The stage paid homage to France’s all-time favorite cyclist, Raymond Poulidor, by whizzing through his hometown where he died last November, Saint-Leonard-de-Noblat in west-central France.

Poulidor’s repeated failures to win the Tour conquered French hearts and earned him the moniker “Eternal Runner-up.”

Poulidor finished a record eight times on the Tour podium from 1962 to 1976 but never won and never wore the yellow jersey. He died at age 83.

Roadside spectators yelled “Allez Poupou!” – Poulidor’s nickname – as Tour riders raced through his town, past his portrait.

The stage was rolling and largely flat for the first hour after the start in Chauvigny but got progressively harder as it veered southeast into the lumpy Massif Central.

The four relatively modest climbs of note were a foretaste of harder ascents that await on Friday. Stage 13 is a start-to-finish roller-coaster of seven noted climbs. The 119 miles end with a short but furiously steep ascent of the Puy Mary, the remains of a once-giant volcano that is liable to force top contenders into battle.

The final kilometers to the finish at 5,213 feet in altitude kick upward at a gradient of 15%, plenty steep enough for the strongest riders to open consequential time gaps over any rivals who struggle.

Roglic said he is bracing for “some fight and real racing.” If all goes according to plan, Kuss will be right there to help Roglic to the finish.

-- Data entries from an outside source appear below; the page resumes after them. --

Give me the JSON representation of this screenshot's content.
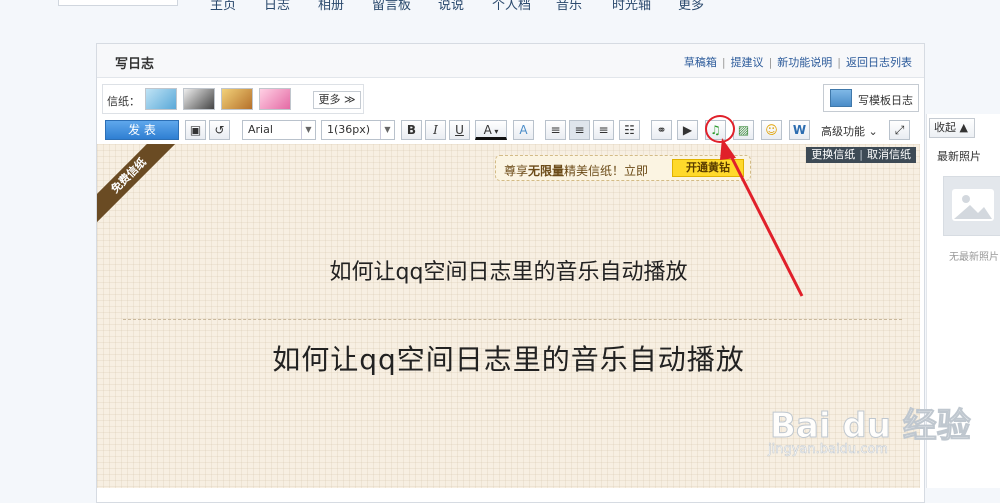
{
  "nav": {
    "items": [
      "主页",
      "日志",
      "相册",
      "留言板",
      "说说",
      "个人档",
      "音乐",
      "时光轴",
      "更多"
    ]
  },
  "panel": {
    "title": "写日志",
    "links": [
      "草稿箱",
      "提建议",
      "新功能说明",
      "返回日志列表"
    ]
  },
  "paper": {
    "label": "信纸：",
    "more_label": "更多 ≫",
    "template_label": "写模板日志"
  },
  "toolbar": {
    "publish_label": "发 表",
    "font_name": "Arial",
    "font_size": "1(36px)",
    "bold": "B",
    "italic": "I",
    "underline": "U",
    "font_color": "A",
    "advanced_label": "高级功能 ⌄"
  },
  "editor": {
    "ribbon": "免费信纸",
    "promo_text_pre": "尊享",
    "promo_text_bold": "无限量",
    "promo_text_post": "精美信纸！立即",
    "promo_button": "开通黄钻",
    "paper_actions": [
      "更换信纸",
      "取消信纸"
    ],
    "title": "如何让qq空间日志里的音乐自动播放",
    "body": "如何让qq空间日志里的音乐自动播放"
  },
  "sidebar": {
    "collapse_label": "收起 ▲",
    "latest_label": "最新照片",
    "no_photo": "无最新照片"
  },
  "watermark": {
    "main": "Bai du 经验",
    "sub": "jingyan.baidu.com"
  },
  "colors": {
    "highlight": "#e0202a",
    "publish": "#2f7fd2",
    "promo": "#ffd92b"
  }
}
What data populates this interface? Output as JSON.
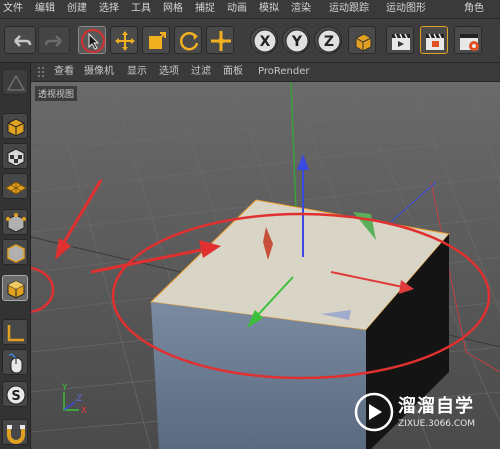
{
  "menubar": {
    "items": [
      "文件",
      "编辑",
      "创建",
      "选择",
      "工具",
      "网格",
      "捕捉",
      "动画",
      "模拟",
      "渲染",
      "运动跟踪",
      "运动图形",
      "角色"
    ]
  },
  "toolbar": {
    "axis_x": "X",
    "axis_y": "Y",
    "axis_z": "Z"
  },
  "viewport_menu": {
    "items": [
      "查看",
      "摄像机",
      "显示",
      "选项",
      "过滤",
      "面板",
      "ProRender"
    ]
  },
  "viewport": {
    "label": "透视视图",
    "gizmo_y": "Y",
    "gizmo_z": "Z",
    "gizmo_x": "X"
  },
  "watermark": {
    "title": "溜溜自学",
    "url": "ZIXUE.3066.COM"
  },
  "colors": {
    "annotation_red": "#e03030",
    "cube_top": "#d8d4c6",
    "cube_side": "#6e7f96",
    "selection_outline": "#f0a030",
    "axis_x": "#e03a3a",
    "axis_y": "#3ac03a",
    "axis_z": "#3a4ae0"
  }
}
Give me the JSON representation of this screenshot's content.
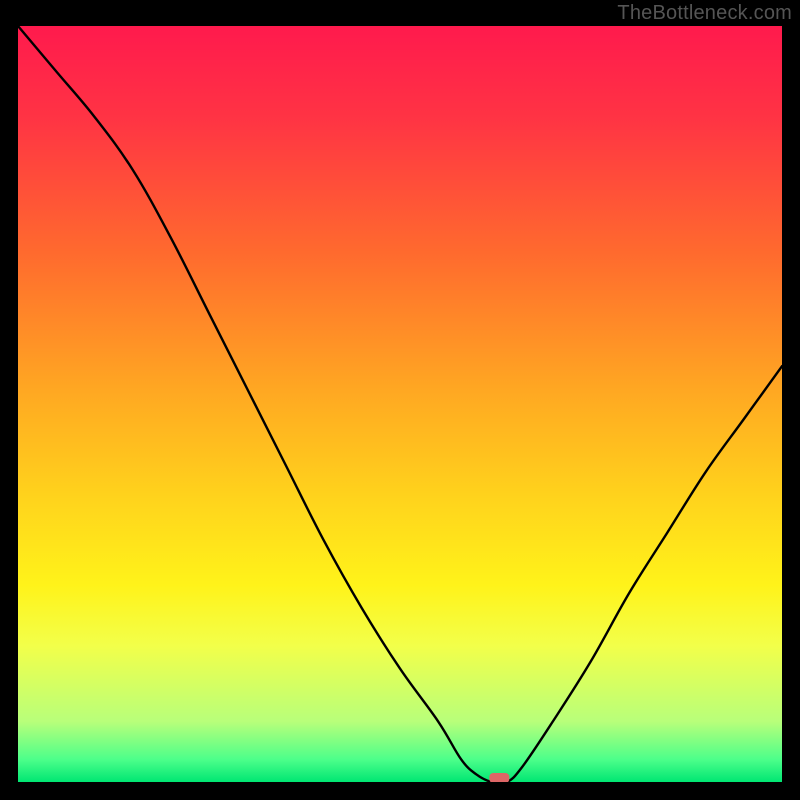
{
  "watermark": "TheBottleneck.com",
  "chart_data": {
    "type": "line",
    "title": "",
    "xlabel": "",
    "ylabel": "",
    "xlim": [
      0,
      100
    ],
    "ylim": [
      0,
      100
    ],
    "grid": false,
    "curve_description": "Asymmetric notch / V-shaped curve on a red-to-green vertical heat gradient. Curve starts at top-left (~100), descends steeply, reaches ~0 near x≈63, then rises again toward ~55 at right edge.",
    "series": [
      {
        "name": "bottleneck-curve",
        "x": [
          0,
          5,
          10,
          15,
          20,
          25,
          30,
          35,
          40,
          45,
          50,
          55,
          58,
          60,
          62,
          64,
          66,
          70,
          75,
          80,
          85,
          90,
          95,
          100
        ],
        "values": [
          100,
          94,
          88,
          81,
          72,
          62,
          52,
          42,
          32,
          23,
          15,
          8,
          3,
          1,
          0,
          0,
          2,
          8,
          16,
          25,
          33,
          41,
          48,
          55
        ]
      }
    ],
    "minimum_marker": {
      "x": 63,
      "y": 0
    },
    "background_gradient": {
      "orientation": "vertical",
      "stops": [
        {
          "offset": 0.0,
          "color": "#ff1a4d"
        },
        {
          "offset": 0.12,
          "color": "#ff3344"
        },
        {
          "offset": 0.3,
          "color": "#ff6a2e"
        },
        {
          "offset": 0.48,
          "color": "#ffa722"
        },
        {
          "offset": 0.62,
          "color": "#ffd21c"
        },
        {
          "offset": 0.74,
          "color": "#fff31a"
        },
        {
          "offset": 0.82,
          "color": "#f2ff4a"
        },
        {
          "offset": 0.92,
          "color": "#b8ff7a"
        },
        {
          "offset": 0.97,
          "color": "#4dff8a"
        },
        {
          "offset": 1.0,
          "color": "#00e673"
        }
      ]
    }
  }
}
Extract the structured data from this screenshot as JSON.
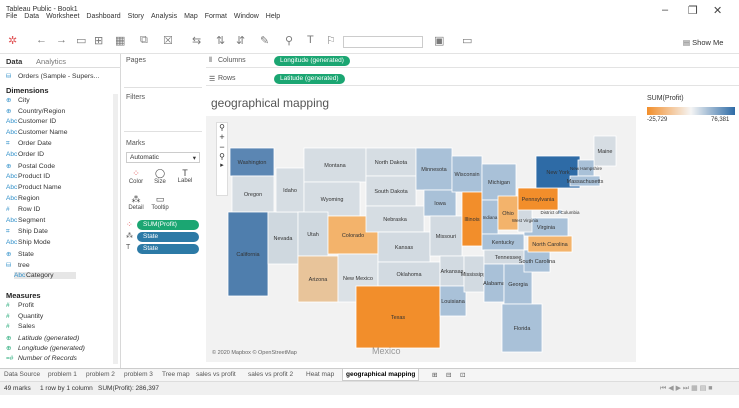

“Tomorrow’s stage will be much more difficult than today’s,” Roglic said. “It will be tough with the sequence of climbs and the mountaintop finish. I expect the necessary attacks and a fight for the GC on the final climb. The team is very strong, and we have to keep riding like we have been doing the entire Tour. I am looking forward to it.”

Meanwhile, the Tour organizer confirmed Thursday that four teams which had staff members test positive for COVID-19 this week won’t automatically be sent home if another staff member is positive in the next battery of tests.

Health rules for the race say teams can be sent home if they have two or more positive tests in a seven-day span.

But race organizer ASO confirmed that the day-counter will be reset to zero when teams are tested again on the Tour’s second and last rest day next Monday.

That clarification lifts a weight off Cofidis, AG2R La Mondiale, Ineos Grenadiers, and Mitchelton Scott, the teams that each saw a staff member test positive on the first rest day.

Because they will all essentially be starting afresh in the next round of testing, a single positive test on Monday will not automatically trigger their exclusion, ASO said.

Any team that registers two or more positives could, however, still be sent home. The battery of tests will be the last before the Tour finishes on Sept. 20 in Paris.

Herald sports editor John Livingston contributed to this report.